Ich weiß nicht, ob es euch auch so geht, aber Team America hat es mir ein bisschen versaut mit Matt Damon. Denn immer wenn ich seinen Namen lese oder höre, muss ich an das hier denken:

Dabei habe ich mich immer gefragt, warum man in diesem Film Damon als ein bisschen dämlich darstellt. Immerhin hat er sich die letzten Jahre zu einem der Key-Player heraufgearbeitet und ist quasi nicht mehr wegzudenken. Kurzum, es kann mit Fug und Recht behauptet werden, dass Damon in Hollywood zur Schauspieler-Elite  gehört. Und mit ein bisschen Glück kann er nächstes Jahr vielleicht sogar einen weiteren Oscar für seine Darstellung in Der Marsianer - Rettet Mark Watney abstauben, die, so unter uns, wirklich hervorragend ist.

Inzwischen habe ich aber eine Ahnung, warum er in Team America so dargestellt wurde. Nicht, dass Damon dumm wäre. Aber er ist sich seiner eigenen, hochgradig privilegierten Situation nicht so ganz bewusst und hat dadurch keinerlei Ahnung oder Gespür für seine Umgebung und die Existenzkämpfe derer, die nicht reich, weiß, männlich, hetero und gebildet sind. Aber beginnen wir von vorn:

Matt Damon und sein Bro Ben Affleck haben eine gemeinsame Show namens Project Greenlight. Es ist eine Casting Show für Newcomer-Regisseure, die, wenn sie gewinnen, ihren ersten Langfilm produzieren dürfen. Dieses Jahr wäre das eine Komödie namens "Not Another Pretty Woman".

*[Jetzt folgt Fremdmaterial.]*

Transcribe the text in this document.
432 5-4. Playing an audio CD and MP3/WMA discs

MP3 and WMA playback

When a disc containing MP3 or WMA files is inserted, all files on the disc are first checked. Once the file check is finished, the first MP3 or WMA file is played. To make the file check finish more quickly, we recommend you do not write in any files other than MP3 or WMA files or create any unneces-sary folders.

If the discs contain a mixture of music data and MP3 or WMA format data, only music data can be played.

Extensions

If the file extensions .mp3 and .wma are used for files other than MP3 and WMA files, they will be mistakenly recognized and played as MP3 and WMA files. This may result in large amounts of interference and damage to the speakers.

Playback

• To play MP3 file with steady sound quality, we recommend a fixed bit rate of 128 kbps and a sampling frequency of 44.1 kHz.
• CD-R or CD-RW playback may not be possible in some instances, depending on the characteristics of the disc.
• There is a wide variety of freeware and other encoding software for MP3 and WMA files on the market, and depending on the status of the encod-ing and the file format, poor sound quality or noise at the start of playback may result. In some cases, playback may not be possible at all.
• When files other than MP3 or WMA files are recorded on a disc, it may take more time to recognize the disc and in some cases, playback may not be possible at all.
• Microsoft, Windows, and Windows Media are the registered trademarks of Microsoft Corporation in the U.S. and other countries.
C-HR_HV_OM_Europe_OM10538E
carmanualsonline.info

Die Juroren bestehen aus Affleck, Damon, den Farrelly-Brüdern und diversen anderen Executives. Eine davon ist Effie Brown. Brown ist eine erfolgreiche Filmproduzentin (Dear White People) und innerhalb des komplett weißen Juroren-Panels die einzige schwarze Frau. Sie ist quasi ihre eigene Diversity-Quote. Und sie hatte eine wichtige Anmerkung zur die Auswahl des Gewinner-Regisseurs und des zur Debatte stehenden Drehbuchs. Denn die einzige nicht-weiße Frau, die in diesem Drehbuch vorkommt, ist Harmony, eine Prostituierte, die von ihrem Zuhälter geschlagen wird.

Browns Einwand ist nicht einmal der, dass es eigenartig ist, dass es a) nur eine schwarze Frau gibt, die b) eine Prostituierte spielt, die c) geschlagen wird und das d) in einer Komödie. Ihr Einwand ist, dass man bei der Wahl des Gewinners auch darauf achten sollte, dass diese/r auch jemand ist, der/die eine Sensibilität für das Diversitätsproblem des Drehbuchs hat. Also jemand, dem klar ist, wie eigenartig und schwierig die Figur Harmony ist und dass sie als einziger nicht-weißer Charakter im ganzen Film eine Prostituierte ist, die geschlagen wird. Eigentlich logisch, oder? Es wäre schon besser, wenn der Regisseur das Feingefühl und Bewusstsein für das hat, was er da dreht. Man würde ja Michael Bay jetzt auch nicht Schindlers Liste drehen lassen.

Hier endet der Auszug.